Rodrigues diz ser precipitado relacionar a alta na letalidade com a queda nos indicadores em 2019. “Se a política de abate no Rio tivesse dado certo, seríamos a região mais pacífica do mundo.” Para ele, “a PM tem de ser posta para trabalhar na prevenção, cobrindo a mancha criminal de acordo com a sua vocação originária: patrulhamento ostensivo”. “As operações tem de ser feitas com mais investigação, reduzindo essas ações e buscando qualificá-las melhor.”

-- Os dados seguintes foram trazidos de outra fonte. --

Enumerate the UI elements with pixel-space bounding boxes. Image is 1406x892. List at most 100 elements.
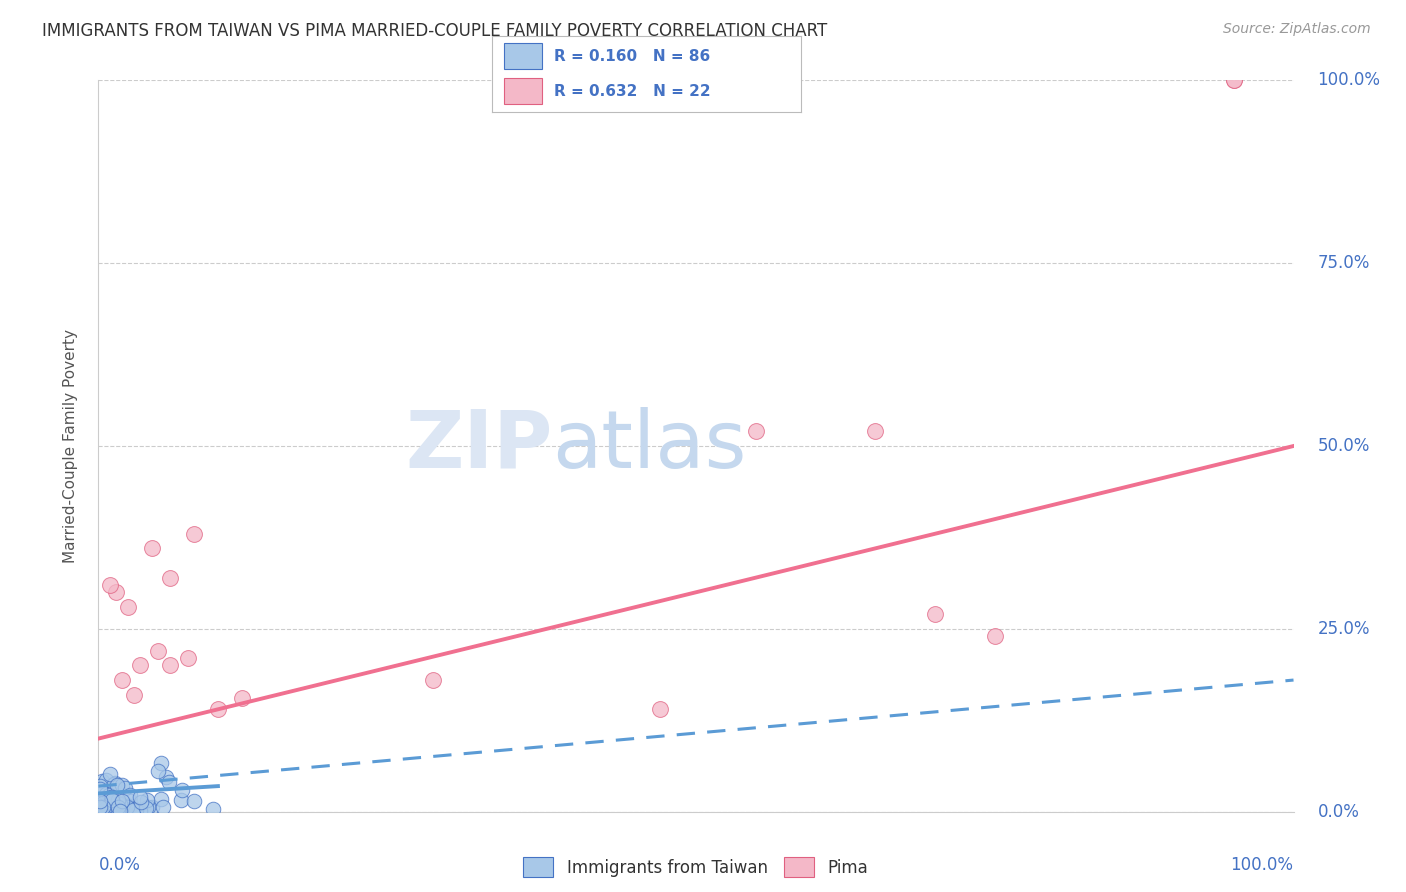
Point	[91, 795, 114, 809]
Point	[89, 804, 111, 818]
Point	[101, 793, 124, 807]
Point	[93, 795, 115, 809]
Point	[96, 798, 118, 813]
Point	[89, 801, 111, 815]
Point	[89, 794, 111, 808]
Point	[115, 799, 138, 814]
Point	[207, 702, 229, 716]
Point	[89, 800, 111, 814]
Point	[98, 795, 121, 809]
Point	[110, 797, 132, 812]
Point	[103, 799, 125, 814]
Point	[118, 788, 141, 802]
Point	[135, 793, 157, 807]
Point	[103, 777, 125, 791]
Text: 0.0%: 0.0%	[1317, 803, 1360, 821]
Point	[105, 585, 128, 599]
Text: atlas: atlas	[553, 407, 747, 485]
Point	[89, 794, 111, 808]
Point	[89, 804, 111, 818]
Point	[98, 803, 121, 817]
Point	[93, 799, 115, 814]
Point	[100, 799, 122, 814]
Point	[117, 599, 139, 614]
Point	[98, 578, 122, 592]
Point	[90, 799, 112, 814]
Point	[103, 800, 125, 814]
Point	[129, 790, 152, 805]
Point	[94, 799, 117, 814]
Point	[101, 793, 124, 807]
Point	[111, 778, 134, 792]
Point	[125, 803, 148, 817]
Y-axis label: Married-Couple Family Poverty: Married-Couple Family Poverty	[63, 329, 77, 563]
Point	[129, 658, 152, 673]
Text: Source: ZipAtlas.com: Source: ZipAtlas.com	[1223, 22, 1371, 37]
Point	[201, 801, 224, 815]
Point	[101, 802, 124, 816]
Point	[104, 776, 127, 790]
Point	[107, 793, 129, 807]
Text: 75.0%: 75.0%	[1317, 254, 1369, 272]
Point	[648, 702, 672, 716]
Point	[90, 800, 112, 814]
Point	[863, 425, 886, 439]
Point	[89, 795, 111, 809]
Point	[118, 794, 141, 808]
Point	[148, 644, 170, 658]
Point	[111, 794, 134, 808]
Point	[101, 796, 124, 810]
Point	[100, 789, 122, 804]
Point	[98, 802, 121, 816]
Text: 50.0%: 50.0%	[1317, 437, 1369, 455]
Point	[90, 804, 112, 818]
Bar	[505, 78, 541, 104]
Point	[108, 803, 131, 817]
Point	[117, 798, 139, 813]
Point	[1222, 73, 1246, 87]
Point	[107, 803, 129, 817]
Point	[114, 780, 136, 795]
Point	[159, 658, 181, 673]
Point	[107, 783, 129, 797]
Point	[111, 673, 134, 687]
Point	[136, 800, 159, 814]
Text: 100.0%: 100.0%	[1230, 855, 1294, 873]
Point	[124, 688, 146, 702]
Point	[118, 799, 141, 814]
Text: 0.0%: 0.0%	[98, 855, 141, 873]
Point	[115, 800, 138, 814]
Point	[96, 787, 118, 801]
Point	[104, 804, 127, 818]
Point	[1222, 73, 1246, 87]
Point	[745, 425, 768, 439]
Point	[91, 773, 114, 788]
Point	[148, 764, 170, 779]
Point	[108, 797, 131, 811]
Text: 25.0%: 25.0%	[1317, 620, 1369, 638]
Text: R = 0.632   N = 22: R = 0.632 N = 22	[554, 84, 710, 98]
Point	[122, 803, 145, 817]
Text: 100.0%: 100.0%	[1317, 71, 1381, 89]
Point	[422, 673, 444, 687]
Point	[105, 778, 128, 792]
Point	[89, 782, 111, 797]
Point	[97, 794, 120, 808]
Point	[100, 789, 122, 804]
Text: R = 0.160   N = 86: R = 0.160 N = 86	[554, 49, 710, 63]
Point	[101, 801, 124, 815]
Point	[128, 804, 150, 818]
Point	[135, 801, 157, 815]
Point	[91, 804, 114, 818]
Point	[94, 772, 117, 787]
Point	[169, 793, 191, 807]
Point	[152, 800, 174, 814]
Point	[124, 802, 146, 816]
Text: IMMIGRANTS FROM TAIWAN VS PIMA MARRIED-COUPLE FAMILY POVERTY CORRELATION CHART: IMMIGRANTS FROM TAIWAN VS PIMA MARRIED-C…	[42, 22, 827, 40]
Point	[183, 794, 205, 808]
Point	[172, 782, 194, 797]
Point	[983, 629, 1005, 643]
Point	[94, 792, 117, 806]
Point	[107, 800, 129, 814]
Point	[129, 795, 152, 809]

O economista Daniel Cerqueira, coordenador do Atlas da Violência, vai na mesma linha. Ele afirma que a redução de homicídios aconteceria de forma mais eficaz se houvesse mudança na forma como é feito o policiamento: menos brutalidade e mais investigação e inteligência. “Poderíamos identificar os homicidas, as regiões onde eles atuam, quem são os fornecedores de armas e também a questão da lavagem de dinheiro”, defende Cerqueira, que também é conselheiro do Fórum Brasileiro de Segurança Pública. “A política que temos hoje é baseada no achismo. Estamos apenas apagando incêndio. Não existe gestão ou inteligência.”

Outro ponto citado por Cerqueira é o trabalho das polícias junto às comunidades. “Hoje a polícia afasta a comunidade. Isso não dá certo. A polícia precisa trabalhar junto com a comunidade para que essa redução de homicídios aconteça de fato.”

E, por fim, o coordenador do Atlas da Violência fala em “prevenção social”. “Prevenção social são as políticas públicas para melhorar a condição de vida das comunidades. Melhorar a educação e as escolas, bem como a oferta de empregos.” As informações são do jornal O Estado de S. Paulo.